The recurrence of AF might be caused by inadequate autonomic denervation or neuroplasticity[2,3,21]. In our study, 35.1% subjects displayed clear evidence of AF recurrence 3 months after CPVI. Since dormant conduction was assessed by isoproterenol infusion, pulmonary vein pacing, coronary vein and intra atrial pacing during CPVI, the early recurrence of AF is more likely to be caused by the ganglionic plexi renovation and/or PV-left atrial conductions recovery. Interestingly, AC and DC displayed a potential performance to discriminate the recurrence.

Our data showed that all the SDNN, RMSSD and LF/HF of recurrence-free and recurrence groups displayed a separation and coincidence tendency after the ablation, which might reflect the injury and repair of PV after ablation. Nevertheless, no stable tendency of the HRV parameters was found. A study examining 636 Chinese subjects without heart disease showed that DC, SDNN, RMSSD varied by age, gender and circadian rhythm[22]. DC decreased gradually with age increase in normal population, the average DCs of subjects aged 50–59 and 60–70 years old were 6.61 ± 1.38 and 6.18 ± 1.93 ms respectively. In our study, the average age of the subjects was 60.0 ± 10.1 years old, their average DC before ablation (7.15 ± 2.15 ms) was higher than above normal Chinese with similar age. This difference may also be explained by that AF associated with higher vagal tension[18,19].

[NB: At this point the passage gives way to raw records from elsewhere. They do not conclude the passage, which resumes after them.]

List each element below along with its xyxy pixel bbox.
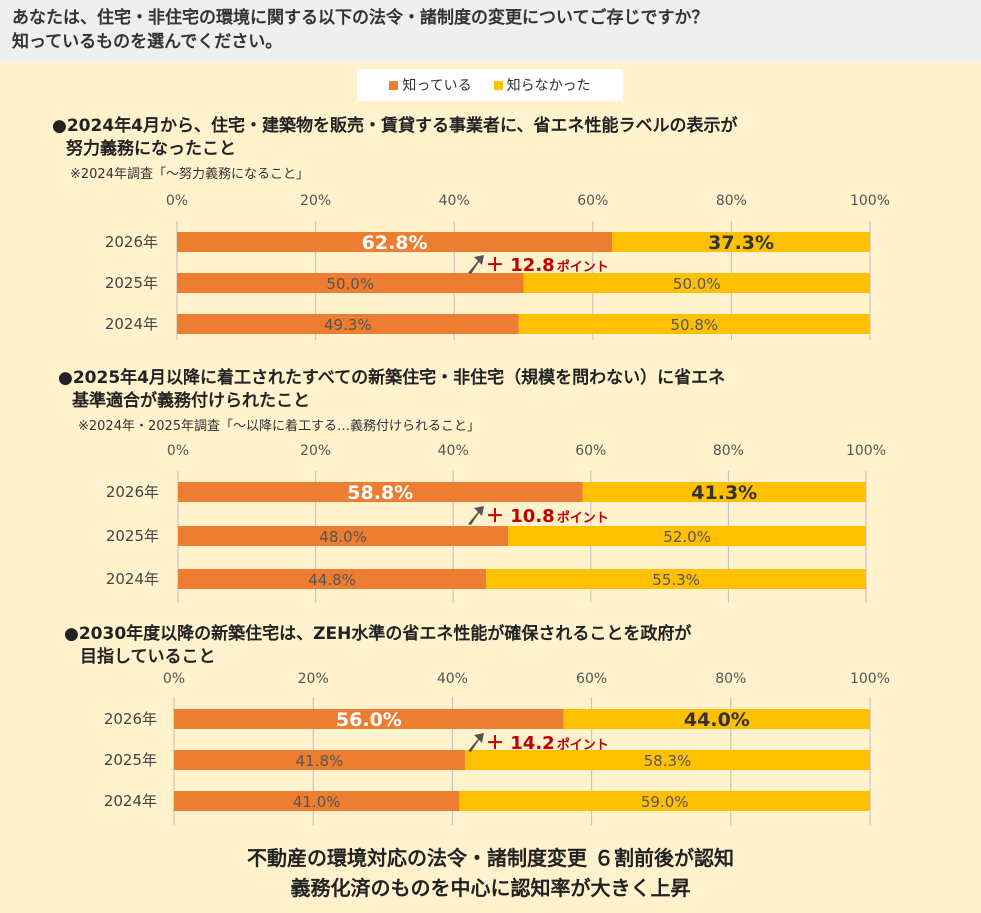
chart-3: 0% 20% 40% 60% 80% 100% 2026年 56.0% 44.0% 2025年 41… [104, 671, 890, 825]
bar-segment [178, 482, 583, 502]
section-3-title-line-1: ●2030年度以降の新築住宅は、ZEH水準の省エネ性能が確保されることを政府が [64, 624, 692, 644]
bar-segment [178, 569, 487, 589]
bar-segment [459, 791, 870, 811]
question-header: あなたは、住宅・非住宅の環境に関する以下の法令・諸制度の変更についてご存じですか… [0, 0, 981, 62]
x-tick-label: 40% [437, 671, 468, 687]
data-label: 50.8% [670, 316, 718, 334]
section-1-title-line-1: ●2024年4月から、住宅・建築物を販売・賃貸する事業者に、省エネ性能ラベルの表… [52, 116, 738, 136]
bar-segment [177, 232, 613, 252]
increase-arrow-icon [468, 506, 484, 525]
x-tick-label: 80% [716, 193, 747, 209]
category-label: 2026年 [105, 233, 158, 251]
section-3-title-line-2: 目指していること [80, 647, 216, 667]
category-label: 2024年 [104, 792, 157, 810]
bar-segment [464, 750, 870, 770]
data-label: 50.0% [326, 275, 374, 293]
x-tick-label: 100% [850, 671, 890, 687]
legend-label-unknown: 知らなかった [506, 78, 591, 94]
section-2-note: ※2024年・2025年調査「～以降に着工する…義務付けられること」 [78, 419, 481, 434]
x-tick-label: 100% [850, 193, 890, 209]
category-label: 2025年 [106, 527, 159, 545]
bar-segment [177, 314, 519, 334]
chart-1: 0% 20% 40% 60% 80% 100% 2026年 62.8% 37.3% 2025年 50… [105, 193, 890, 340]
x-tick-label: 80% [713, 443, 744, 459]
x-tick-label: 0% [167, 443, 189, 459]
bar-segment [178, 526, 509, 546]
x-tick-label: 40% [438, 443, 469, 459]
data-label: 44.8% [308, 571, 356, 589]
question-line-2: 知っているものを選んでください。 [12, 32, 283, 52]
legend-item-known: 知っている [389, 75, 472, 95]
chart-legend: 知っている 知らなかった [357, 69, 623, 101]
chart-2: 0% 20% 40% 60% 80% 100% 2026年 58.8% 41.3% 2025年 48… [106, 443, 886, 603]
legend-item-unknown: 知らなかった [493, 75, 591, 95]
data-label: 49.3% [324, 316, 372, 334]
x-tick-label: 0% [163, 671, 185, 687]
data-label: 59.0% [641, 793, 689, 811]
category-label: 2026年 [106, 483, 159, 501]
category-label: 2024年 [106, 570, 159, 588]
data-label: 44.0% [684, 709, 750, 731]
legend-swatch-unknown [493, 80, 503, 90]
legend-swatch-known [389, 80, 399, 90]
data-label: 52.0% [663, 528, 711, 546]
data-label: 41.3% [691, 482, 757, 504]
category-label: 2024年 [105, 315, 158, 333]
bar-segment [174, 750, 465, 770]
data-label: 41.0% [293, 793, 341, 811]
category-label: 2025年 [104, 751, 157, 769]
category-label: 2026年 [104, 710, 157, 728]
legend-label-known: 知っている [402, 78, 472, 94]
category-label: 2025年 [105, 274, 158, 292]
data-label: 48.0% [319, 528, 367, 546]
data-label: 41.8% [296, 752, 344, 770]
bar-segment [486, 569, 866, 589]
bar-segment [612, 232, 870, 252]
section-2-title-line-1: ●2025年4月以降に着工されたすべての新築住宅・非住宅（規模を問わない）に省エ… [58, 368, 726, 388]
x-tick-label: 20% [298, 671, 329, 687]
bar-segment [174, 791, 460, 811]
x-tick-label: 60% [577, 193, 608, 209]
section-2-title-line-2: 基準適合が義務付けられたこと [72, 391, 310, 411]
increase-arrow-icon [468, 255, 484, 274]
x-tick-label: 100% [846, 443, 886, 459]
x-tick-label: 0% [166, 193, 188, 209]
data-label: 62.8% [362, 232, 428, 254]
x-tick-label: 60% [575, 443, 606, 459]
increase-annotation: ＋ 14.2 ポイント [486, 733, 609, 754]
section-1-title-line-2: 努力義務になったこと [66, 139, 236, 159]
data-label: 55.3% [652, 571, 700, 589]
bar-segment [174, 709, 564, 729]
conclusion: 不動産の環境対応の法令・諸制度変更 ６割前後が認知 義務化済のものを中心に認知率… [0, 843, 981, 903]
question-line-1: あなたは、住宅・非住宅の環境に関する以下の法令・諸制度の変更についてご存じですか… [12, 8, 709, 28]
x-tick-label: 20% [300, 443, 331, 459]
data-label: 50.0% [673, 275, 721, 293]
bar-segment [508, 526, 866, 546]
bar-segment [523, 273, 870, 293]
data-label: 37.3% [708, 232, 774, 254]
bar-segment [582, 482, 866, 502]
section-1-note: ※2024年調査「～努力義務になること」 [70, 167, 309, 182]
x-tick-label: 20% [300, 193, 331, 209]
data-label: 58.3% [644, 752, 692, 770]
increase-arrow-icon [468, 733, 484, 752]
bar-segment [177, 273, 524, 293]
increase-annotation: ＋ 12.8 ポイント [486, 255, 609, 276]
x-tick-label: 60% [576, 671, 607, 687]
conclusion-line-1: 不動産の環境対応の法令・諸制度変更 ６割前後が認知 [247, 846, 734, 870]
bar-segment [518, 314, 870, 334]
increase-annotation: ＋ 10.8 ポイント [486, 506, 609, 527]
conclusion-line-2: 義務化済のものを中心に認知率が大きく上昇 [290, 876, 691, 900]
data-label: 58.8% [347, 482, 413, 504]
data-label: 56.0% [336, 709, 402, 731]
x-tick-label: 40% [439, 193, 470, 209]
bar-segment [563, 709, 870, 729]
x-tick-label: 80% [715, 671, 746, 687]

In our report, 85 (55.2%), 26 (16.9%) and 74 (48.1%) subjects were treated with amiodarone,propafenone and metoprolol, respectively. As we know, amiodarone slows conduction rate and prolongs the refractory period of the SA and AV nodes;[23] propafenone slows the influx of sodium ions into the cardiac muscle cells, causing a decrease in excitability of the cells;[24] and metoprolol blocks β1 adrenergic receptors in heart muscle cells, thereby decreasing the slope of phase 4 in the nodal action potential and prolonging repolarization of phase 3[25]. In general, these medicines are mainly to control arrhythmia by affecting the action potential of cardiac myocytes. DC and AC are derived from the heartbeat intervals. Thus, amiodarone, propafenone and metoprolol administration should have limited effect on AC and DC. Be the evidence, our data showed that none of the three medicines changed the HRV indexes or AC and DC significantly, which is also consistent with other reports partially[26,27].

Since Kantelhardt JW et al. applied the PRSA algorithm in AC and DC of the heart rate[17], more and more studies have found that AC and DC are related not only to physiological activity but also to a number of pathophysiological states. DC decreased gradually with age increase in normal population;[22] the magnitudes of DC and AC increased progressively as breathing frequency decreased;[28] lower DC of heart rate is a strong and independent predictor of 1-year mortality in patients with severe aortic stenosis undergoing transcatheter aortic valve implantation;[29] AC is positively associated with heart failure grade in patients with dilated cardiomyopathy;[16] lower DC assessed from short-term recordings is a strong and independent predictor of mortality and cardiovascular mortality after myocardial infarction[30]. These reports showed the complex role of ANS in the physiological and pathological process. More extensive and deeper researches are needed to figure out the overview of ANS.

There are several limitations in our study, firstly, we had only followed up the patients for only 6 months, we will continue to observe these patients and will provide long-term data in our next study; secondly; we computed the AC and DC under scales T = 1 and s = 2 only, we had not computed the AC/DC using other scales.